Oggi bisogna attendere quasi un anno e mezzo per un'ecografia all'addome, 427 giorni per una visita cardiologica e 394 per una visita ginecologica

Le richieste del sindacato. Questo hanno chiesto Cgil e Uil con lo sciopero del 29 novembre. Il loro non è un pregiudizio ideologico, come dicono i giornali della destra. Sono le cifre a dirlo. Al netto di tutte le bugie di questi mesi, il dato vero è che il fondo sanitario nazionale nel 2025 salirà si a 135,35 miliardi, un miliardo e 300 milioni in più del 2024, ma secondo l'osservatorio della Cattolica «ai prezzi del 2000, il finanziamento del Ssn per il 2025 si colloca a un livello più basso, anche se di poco, rispetto a quello del 2010». Se si rapporta il valore reale della spesa pubblica sanitaria con la crescita del Pil siamo fermi al 6,2 percento. «Il valore più basso degli ultimi decenni», precisa la segretaria della Cgil, Daniela Barbaresi, che ricorda come nel 2021 il fondo sanitario fosse al 6,8 per cento del Pil.

Stiamo andando indietro. Germania e Francia spendono oltre il 10 per cento del Pil e gli Stati Uniti addirittura il 14 percento. Se volessimo dunque metterci alla pari con gli altri paesi europei, dovremmo spendere 47,6 miliardi di euro in più. Capite bene che i fondi stanziati nel 2025 sono un pugno di spiccioli. E lo ha timidamente ammesso anche il ministro della Sanità quando ha detto che, per mantenere lo stesso livello di prestazioni, nel 2025 bisognerebbe spendere almeno quattro miliardi in più. Se ne deduce che il livello delle prestazioni e delle cure continuerà a scendere sempre di più.
spesa sanitaria

Il privato si arricchisce.

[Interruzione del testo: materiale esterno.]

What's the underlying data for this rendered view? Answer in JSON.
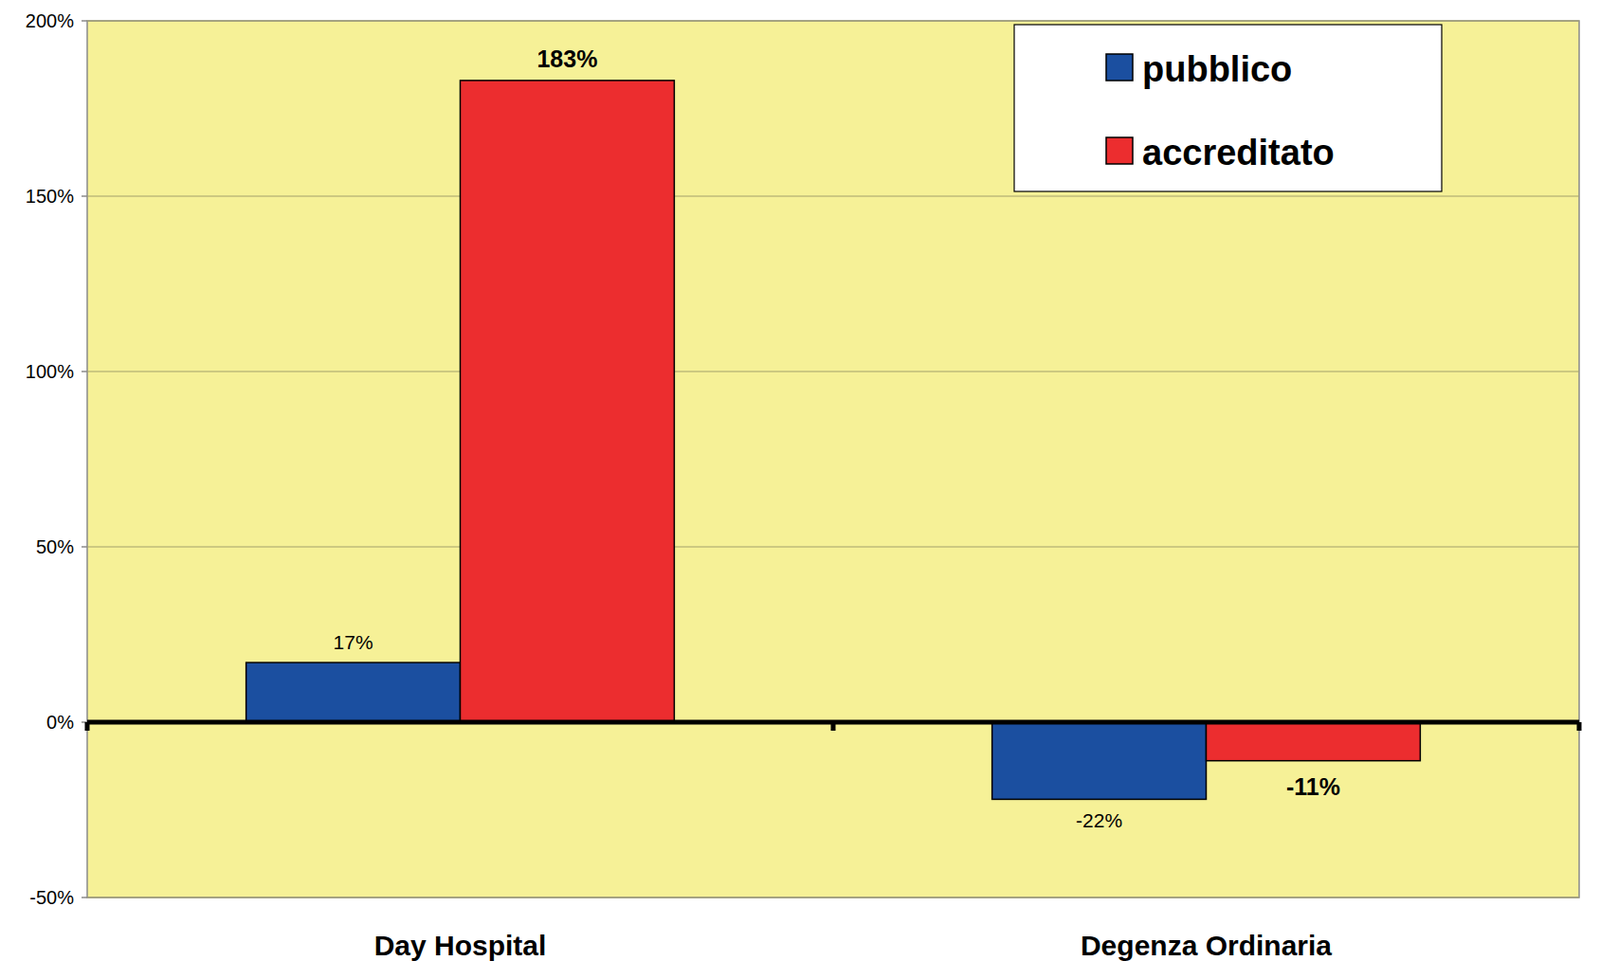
{
  "chart_data": {
    "type": "bar",
    "categories": [
      "Day Hospital",
      "Degenza Ordinaria"
    ],
    "series": [
      {
        "name": "pubblico",
        "color": "#1b4fa0",
        "values": [
          17,
          -22
        ],
        "value_labels": [
          "17%",
          "-22%"
        ]
      },
      {
        "name": "accreditato",
        "color": "#ec2d2f",
        "values": [
          183,
          -11
        ],
        "value_labels": [
          "183%",
          "-11%"
        ]
      }
    ],
    "ylim": [
      -50,
      200
    ],
    "yticks": [
      {
        "value": -50,
        "label": "-50%"
      },
      {
        "value": 0,
        "label": "0%"
      },
      {
        "value": 50,
        "label": "50%"
      },
      {
        "value": 100,
        "label": "100%"
      },
      {
        "value": 150,
        "label": "150%"
      },
      {
        "value": 200,
        "label": "200%"
      }
    ],
    "grid": true,
    "legend": "top-right",
    "data_labels": true
  }
}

Secondo il Sole 24 Ore oggi bisogna attendere in media quasi un anno e mezzo per fare un'ecografia all'addome, 427 giorni per una visita cardiologica o 394 per una visita ginecologica. Chi ha urgenza di effettuare una visita specialistica o un esame strumentale deve andare a pagamento. Nel 2012 le famiglie che se lo potevano permettere spendevano 11,5 miliardi in prestazioni privatistiche. L'anno scorso ne hanno spesi diciotto, con un aumento del 57 per cento. Ne consegue che privare la sanità pubblica delle risorse necessarie finisce per fare un favore al privato.

Il caso Todi. Era il 4 giugno quando il presidente del Consiglio annunciava il provvedimento "salta code". Sono passati sei mesi ma non è successo niente. Nel frattempo, si smantellano presidi territoriali importanti. Il caso di Todi ha fatto scalpore. L'inviata di Repubblica, Giovanna Vitale, ha raccontato quello che è accaduto. Tredici anni fa aprì l'ospedale che accese una speranza tra la gente della Media Valle del Tevere: garantire cure gratuite e visite specialistiche a quell'ampio distretto che da Todi si spinge fino a Orvieto. E invece, con l'arrivo della prima leghista alla guida dell'Umbria, Donatella Tesei, è stato soppresso il punto nascite, poi la pediatria, quindi la chirurgia d'urgenza e via via (quasi) tutto il resto, fino a trasformare in una scatola vuota l'edificio in mattoni rossi affacciato su un immenso parcheggio, inutile e deserto. Costringendo vecchi e bambini, donne incinte e malati a percorrere decine di chilometri, spesso impervi, pur di ricevere assistenza. «Era un gioiello ricorda con rabbia Giuliana Bicchierari, ex sindaca di Fratta Todina -. Nel tempo, per una precisa scelta politica, è stato depredato dei servizi, del personale, dei macchinari». Quanti casi Todi avremo con l'autonomia differenziata?